STRATEGIC REVIEW JANUARY 2017

FG2G Plans New Way Forward

The Board of From Generation 2 Generation met to review the work of the charity over the past five years. Over two days, with the help of one of its advisers, Steffen Rufenach of R.A.T.E. in Germany.

The Board identified that a significant amount of knowledge had been gathered over that time. With the help of critical friends from a wide range of organisations, the Board went on to look at optimal ways for the charity to focus its work for the next 5 years.

SHARING KNOWLEDGE AND BUILDING AN EVIDENCE BASE

It was agreed that the primary work of From Generation2 Generation is to be sharing its knowledge with other organisations and people who want to explore the benefit of an intergenerational approach,  to local community based activities, helping  them to carry out their projects using an intergenerational approach.

 Along with this would go the development of a systematic evidence base of the efficacy and limitations and problems of the intergenerational approach to be  identified by research.  All the research is to be carried out in partnership with universities who are prepared to develop new measures and identify existing ones which will explore the outcomes for all stakeholders and the cost of running the activities in this way as well as a cost benefit analysis of this approach, to solving the problems that face children, young people and old people in local communities.

The primary goals of FROM GENERATION 2 GENERATION are

  • To share with local people and organisations our expertise and understanding of how to bring older people (aged 60+) together with children & young people, and how to access the contexts in which it is possible for them to do this, so they can have fun, and learn from each other in local settings and reap the benefits of their coming together, meeting the needs of both groups, as well as producing positive outcomes for the communities of which they are members.
  • To work with local people and organisations to demonstrate that bringing children and young people together with older people in their local community, in a sustainable way, addresses in one go their separate problems, assisting in solving these and help communities become stronger, healthier and safer places.

1 – We work from a values base.

  • We respect and support the efforts of local people to create sustainable healthy and fun loving diverse communities in which older and younger people can see ways of helping each other
  • We ensure that both children and young people and older people  have our respect
  • Our approach is founded on the evidence that children and young people and older people learn to respect each other, when they come together, and see that they each have something to contribute to the solution of matters of importance to them.
  • Working together they can help solve each other’s problems and together promote healthy communities, have fun and break down ageist stereotypes.
  • We know that there are many context and settings in local communities which can be of use to support local people and that ideas can grow, slowly and sustainably in such settings
  • We are committed to generating ways to access useful evidence of the process and outcomes of bringing older people together with children and younger people to achieve their goals.

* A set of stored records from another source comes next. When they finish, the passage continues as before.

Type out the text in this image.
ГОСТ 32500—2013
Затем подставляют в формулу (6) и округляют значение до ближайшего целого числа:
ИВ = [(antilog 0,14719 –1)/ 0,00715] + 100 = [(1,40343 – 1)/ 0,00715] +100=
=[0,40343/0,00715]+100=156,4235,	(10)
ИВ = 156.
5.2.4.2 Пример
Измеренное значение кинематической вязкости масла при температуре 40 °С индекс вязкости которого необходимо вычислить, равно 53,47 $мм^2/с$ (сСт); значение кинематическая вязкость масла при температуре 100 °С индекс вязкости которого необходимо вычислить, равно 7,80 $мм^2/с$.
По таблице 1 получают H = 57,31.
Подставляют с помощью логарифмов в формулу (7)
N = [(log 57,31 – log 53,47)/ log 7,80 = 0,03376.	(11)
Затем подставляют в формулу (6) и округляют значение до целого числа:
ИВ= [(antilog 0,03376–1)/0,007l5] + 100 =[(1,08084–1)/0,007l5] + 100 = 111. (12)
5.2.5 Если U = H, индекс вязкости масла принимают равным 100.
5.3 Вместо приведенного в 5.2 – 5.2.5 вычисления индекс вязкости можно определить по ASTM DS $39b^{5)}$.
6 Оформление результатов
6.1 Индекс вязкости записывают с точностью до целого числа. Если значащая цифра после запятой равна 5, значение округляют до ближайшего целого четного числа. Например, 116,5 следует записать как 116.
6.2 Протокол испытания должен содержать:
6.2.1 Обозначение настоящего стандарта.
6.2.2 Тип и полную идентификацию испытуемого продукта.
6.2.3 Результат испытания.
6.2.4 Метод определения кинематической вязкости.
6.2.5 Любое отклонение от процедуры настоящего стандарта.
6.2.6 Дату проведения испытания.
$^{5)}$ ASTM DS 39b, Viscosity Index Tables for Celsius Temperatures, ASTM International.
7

This can be and should be collected in ways which are feasible and respect the limits of local organisations to collect complex data
  • We are committed therefore to work with academic departments in universities whose expertise will enable us to address these matters and generate simple and useable process and outcome measures

2 – Intergenerational work can be sustainable, capable of improvement and growth and replicable in other communities with an evidence base to demonstrate both its feasibility, cost, value and benefice outcomes for both younger and older members of local communities.Our evidence base stems from 15 years of work in a variety of local communities in greater Manchester and in inner and outer boroughs of London, along with evidence from work carried out with and by colleagues in Europe, mainly but not exclusively in secondary and primary school settings

3 – Supporting and enabling the development and sustainability of Intergenerational work enables the problems of older people and those of young people to be addressed simultaneously in the context of a programme, activity or organisation in their neighbourhoods. The under-used knowledge and skills of older people can be tapped to create positive outcomes for them in their local communities at the same time as contributing to the enrichment of the lives of younger people, who for their part can bring to older people the benefits of their time, energy and contemporary knowledge. Together they can have fun and share positive experiences.

4 – The problems of older people are defined as: loneliness, isolation, need to give something back to their community and feel valued.

5 – The problems of children and young people are defined as: underperformance at school, lack of self-worth, lack of older role models with time to talk to them about their needs and a negative stereotype held of them by older people and other members of their local community, alongside the harsh realities of competition and unemployment.

6 – The problems shared by both groups are defined as: the lack of fun and friendly and supportive communities where both groups of people can feel comfortable and unthreatened and share time together in local settings.

7 – We have offers which are existing models e.g. the school programme, the University programme, the intergenerational film festival and its related video competition.

8 – We propose too, to work at grass roots level with groups of either older or younger people and ask them if they would like the other group to join them in whatever is their endeavour or current project, and find ways to make this possible.  We call this stream of our work From Generation to Generation out and about  (FG2G).